At the time of her death, she was also one of the oldest living Greeks in the world, according to The National Herald, a Greek-language weekly based in New York.
She was born Sept. 9, 1903 in a Greek community in Turkey, but her family fled to New York in 1920 shortly after the start of the Greco-Turkish War.
She moved to Miami in 1921 with her husband, Nicholas Ponticos, a fruit shipper.
She and her husband hunkered down through the 1926 hurricane and saw first hand the building of the Biltmore Hotel and the Freedom Tower. She was among the pioneers who founded Miami’s first Greek community in 1927, around Northeast First Avenue and 15th Street. Together, they had a daughter, Evelyn.
Ponticos died in 1935, and five years later she married James M. Dimakis, a land developer.
Mary Dimakis was a pioneer member of St. Sophia’s Greek Orthodox Cathedral in Miami, which was built in 1948. That same year, Dimakis and other Greek families established their presence in The Roads neighborhood by moving near the church.
A housewife her entire life, Mary Dimakis took pride in the traditional Greek baking she learned from her mother, which meant using lots of olive oil, real butter, nuts and honey.
“Aunt Mary baked wonderful koulourakia and kourambiethes,” recalled her nephew, Gus Efthimiou Jr. The smell of fresh Greek bread was always wafting from the open kitchen window, he said.
Her baking also was a sign of faith. Dimakis often made the prosforo — communion bread — for St. Sophia’s. The pan she used to make this bread could not be used for anything else.
During Easter, Dimakis would dye hard-boiled eggs a deep red, symbolizing the redeeming blood of Christ. The eggs were used to play a traditional game called tsougrisma, in which church members would tap eggs to see which one held up.

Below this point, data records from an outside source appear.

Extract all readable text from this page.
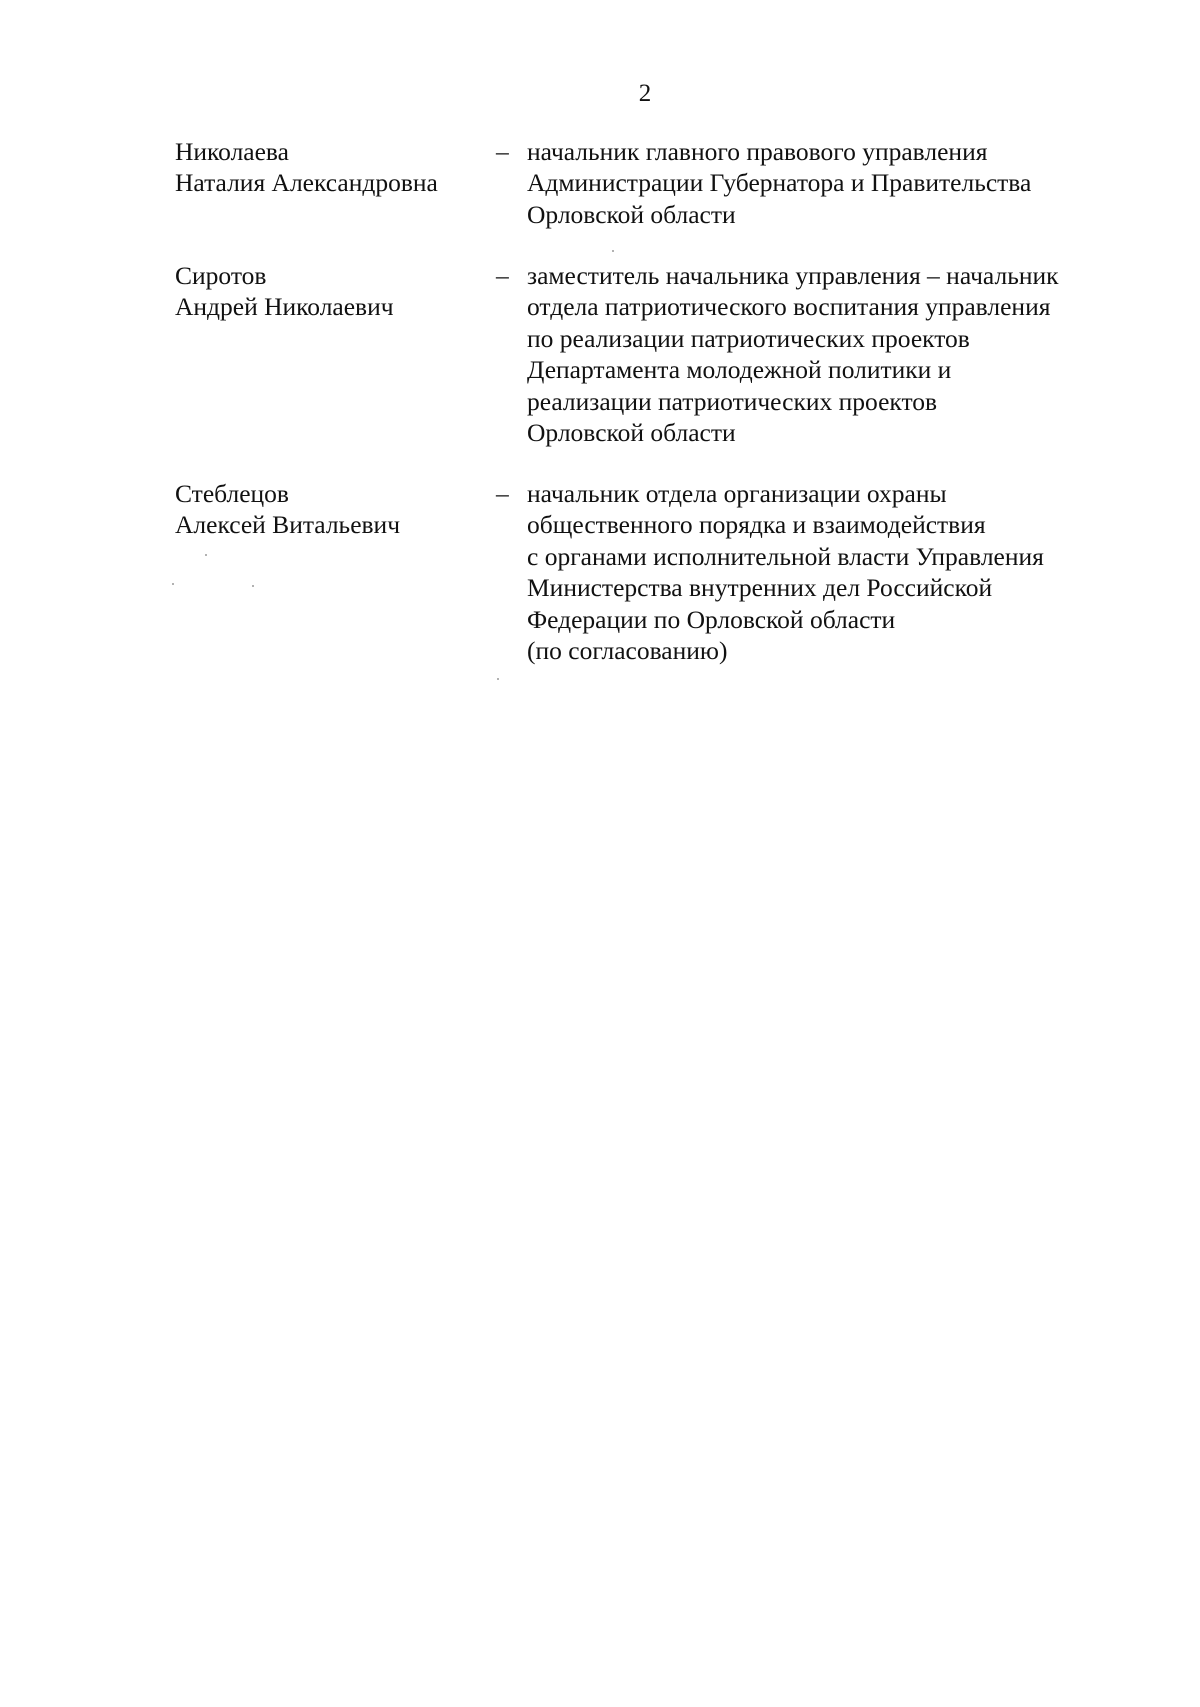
2
Николаева
Наталия Александровна
– начальник главного правового управления
Администрации Губернатора и Правительства
Орловской области
Сиротов
Андрей Николаевич
– заместитель начальника управления – начальник
отдела патриотического воспитания управления
по реализации патриотических проектов
Департамента молодежной политики и
реализации патриотических проектов
Орловской области
Стеблецов
Алексей Витальевич
– начальник отдела организации охраны
общественного порядка и взаимодействия
с органами исполнительной власти Управления
Министерства внутренних дел Российской
Федерации по Орловской области
(по согласованию)
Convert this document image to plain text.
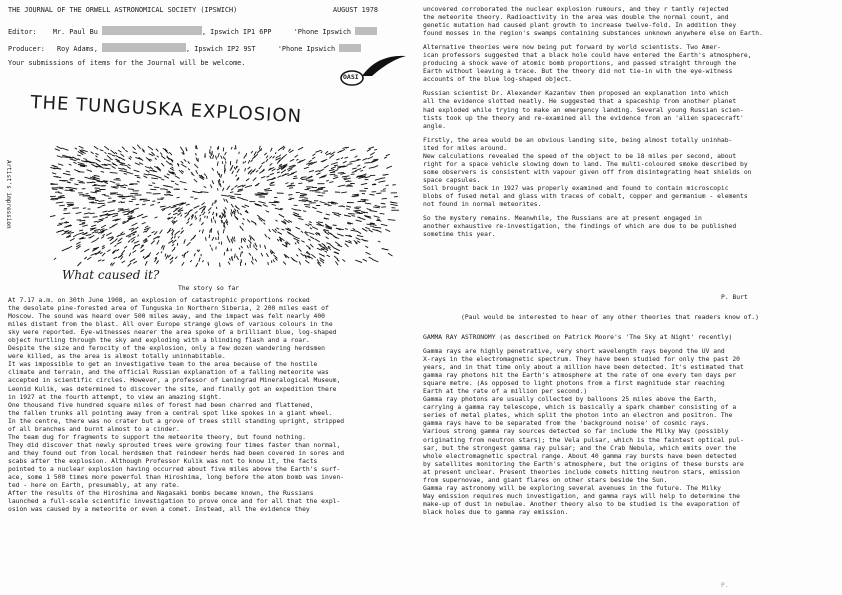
THE JOURNAL OF THE ORWELL ASTRONOMICAL SOCIETY (IPSWICH)	AUGUST 1978
Editor: Mr. Paul Bu	, Ipswich IP1 6PP	'Phone Ipswich
Producer: Roy Adams,	, Ipswich IP2 9ST	'Phone Ipswich
Your submissions of items for the Journal will be welcome.
OASI
THE TUNGUSKA EXPLOSION
Artist's impression
What caused it?
The story so far
At 7.17 a.m. on 30th June 1908, an explosion of catastrophic proportions rocked
the desolate pine-forested area of Tunguska in Northern Siberia, 2 200 miles east of
Moscow. The sound was heard over 500 miles away, and the impact was felt nearly 400
miles distant from the blast. All over Europe strange glows of various colours in the
sky were reported. Eye-witnesses nearer the area spoke of a brilliant blue, log-shaped
object hurtling through the sky and exploding with a blinding flash and a roar.
Despite the size and ferocity of the explosion, only a few dozen wandering herdsmen
were killed, as the area is almost totally uninhabitable.
It was impossible to get an investigative team to the area because of the hostile
climate and terrain, and the official Russian explanation of a falling meteorite was
accepted in scientific circles. However, a professor of Leningrad Mineralogical Museum,
Leonid Kulik, was determined to discover the site, and finally got an expedition there
in 1927 at the fourth attempt, to view an amazing sight.
One thousand five hundred square miles of forest had been charred and flattened,
the fallen trunks all pointing away from a central spot like spokes in a giant wheel.
In the centre, there was no crater but a grove of trees still standing upright, stripped
of all branches and burnt almost to a cinder.
The team dug for fragments to support the meteorite theory, but found nothing.
They did discover that newly sprouted trees were growing four times faster than normal,
and they found out from local herdsmen that reindeer herds had been covered in sores and
scabs after the explosion. Although Professor Kulik was not to know it, the facts
pointed to a nuclear explosion having occurred about five miles above the Earth's surf-
ace, some 1 500 times more powerful than Hiroshima, long before the atom bomb was inven-
ted - here on Earth, presumably, at any rate.
After the results of the Hiroshima and Nagasaki bombs became known, the Russians
launched a full-scale scientific investigation to prove once and for all that the expl-
osion was caused by a meteorite or even a comet. Instead, all the evidence they
uncovered corroborated the nuclear explosion rumours, and they r tantly rejected
the meteorite theory. Radioactivity in the area was double the normal count, and
genetic mutation had caused plant growth to increase twelve-fold. In addition they
found mosses in the region's swamps containing substances unknown anywhere else on Earth.
Alternative theories were now being put forward by world scientists. Two Amer-
ican professors suggested that a black hole could have entered the Earth's atmosphere,
producing a shock wave of atomic bomb proportions, and passed straight through the
Earth without leaving a trace. But the theory did not tie-in with the eye-witness
accounts of the blue log-shaped object.
Russian scientist Dr. Alexander Kazantev then proposed an explanation into which
all the evidence slotted neatly. He suggested that a spaceship from another planet
had exploded while trying to make an emergency landing. Several young Russian scien-
tists took up the theory and re-examined all the evidence from an 'alien spacecraft'
angle.
Firstly, the area would be an obvious landing site, being almost totally uninhab-
ited for miles around.
New calculations revealed the speed of the object to be 18 miles per second, about
right for a space vehicle slowing down to land. The multi-coloured smoke described by
some observers is consistent with vapour given off from disintegrating heat shields on
space capsules.
Soil brought back in 1927 was properly examined and found to contain microscopic
blobs of fused metal and glass with traces of cobalt, copper and germanium - elements
not found in normal meteorites.
So the mystery remains. Meanwhile, the Russians are at present engaged in
another exhaustive re-investigation, the findings of which are due to be published
sometime this year.
P. Burt
(Paul would be interested to hear of any other theories that readers know of.)
GAMMA RAY ASTRONOMY (as described on Patrick Moore's 'The Sky at Night' recently)
Gamma rays are highly penetrative, very short wavelength rays beyond the UV and
X-rays in the electromagnetic spectrum. They have been studied for only the past 20
years, and in that time only about a million have been detected. It's estimated that
gamma ray photons hit the Earth's atmosphere at the rate of one every ten days per
square metre. (As opposed to light photons from a first magnitude star reaching
Earth at the rate of a million per second.)
Gamma ray photons are usually collected by balloons 25 miles above the Earth,
carrying a gamma ray telescope, which is basically a spark chamber consisting of a
series of metal plates, which split the photon into an electron and positron. The
gamma rays have to be separated from the 'background noise' of cosmic rays.
Various strong gamma ray sources detected so far include the Milky Way (possibly
originating from neutron stars); the Vela pulsar, which is the faintest optical pul-
sar, but the strongest gamma ray pulsar; and the Crab Nebula, which emits over the
whole electromagnetic spectral range. About 40 gamma ray bursts have been detected
by satellites monitoring the Earth's atmosphere, but the origins of these bursts are
at present unclear. Present theories include comets hitting neutron stars, emission
from supernovae, and giant flares on other stars beside the Sun.
Gamma ray astronomy will be exploring several avenues in the future. The Milky
Way emission requires much investigation, and gamma rays will help to determine the
make-up of dust in nebulae. Another theory also to be studied is the evaporation of
black holes due to gamma ray emission.
P.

An active member of the local Greek Orthodox Ladies Philoptochos Society, she prided herself on charity work to promote her Orthodox faith. She had a passion for baking traditional Greek pastries to raise money for the less fortunate.

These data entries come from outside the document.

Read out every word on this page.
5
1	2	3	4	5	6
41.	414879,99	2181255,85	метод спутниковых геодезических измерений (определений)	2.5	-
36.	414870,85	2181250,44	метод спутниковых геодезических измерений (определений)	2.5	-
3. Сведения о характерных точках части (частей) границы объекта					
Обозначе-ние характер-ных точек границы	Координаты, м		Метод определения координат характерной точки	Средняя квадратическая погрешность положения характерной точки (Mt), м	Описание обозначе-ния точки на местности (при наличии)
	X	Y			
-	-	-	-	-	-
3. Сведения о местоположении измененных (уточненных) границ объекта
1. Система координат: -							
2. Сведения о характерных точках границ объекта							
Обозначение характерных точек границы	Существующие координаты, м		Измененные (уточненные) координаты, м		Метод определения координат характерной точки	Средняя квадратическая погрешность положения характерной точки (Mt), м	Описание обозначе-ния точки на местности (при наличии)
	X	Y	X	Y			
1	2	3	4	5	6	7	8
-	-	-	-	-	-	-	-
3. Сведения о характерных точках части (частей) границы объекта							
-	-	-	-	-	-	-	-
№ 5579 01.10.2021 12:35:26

“Mary embodied the meaning of being a Orthodox Christian,” said the Rev. Spiro D. Bobotas of Saint Sophia’s. “I was humbled by her constant desire to attend church services and the witness that she showed others by her incredible faith.”
One of Dimakis’ most prized possessions was a cross blessed by Archbishop Iakovos in 1960. Iakovos was a civil rights champion who was featured on a 1965 cover of Life magazine walking hand in hand with Dr. Martin Luther King Jr. in Selma, Ala.
Photos of her family lined the mantle of her fireplace. Among her favorites, a 2003 photo from her 100th birthday party that showed her nestled between dozens of family members and friends from church.
On the wall, a personally signed note congratulating her on her 105th birthday in 2008 from President George W. Bush.
Efthimiou would often take Dimakis out to lunch and shop.
“She pushed her own cart at Publix,” said Efthimiou. “She liked to go to Sear’s and buy dresses and shoes for church.”
She frequented three Greek restaurants near her home. At her favorite, Milo’s on Ponce de Leon in Coral Gables, she would order lamb chops, a baked potato and traditional egg-lemon soup, Efthimiou said.
“We had a surprise party for Aunt Mary at the church a few weeks ago on Sept. 9 when she turned 109,” said Efthimiou.
Two years ago, the city issued a proclamation honor of her community service, making Sept. 9 “Mary Dimakis Day.’’
“I believe the city of Miami has lost a beloved resident and a kind human being,” said Mayor Tomas Regalado, who lives a few blocks from Dimakis.
When asked her secrets for a long life, Dimakis credited daily prayer, eating Greek food and having a good sense of humor.
When asked her age, she would feign seriousness: “I tell people the same thing every year.’’
She was predeceased by her husband, who died in 1991 and her daughter Evelyn Helides, who died in 2009.
A viewing will take place 6-9 p.m. Thursday at Ferdinand Funeral Home, 2546 SW Eighth St. Funeral services will be 11 a.m. Friday at St. Sophia's Greek Orthodox Cathedral, at 2401 SW Third Ave.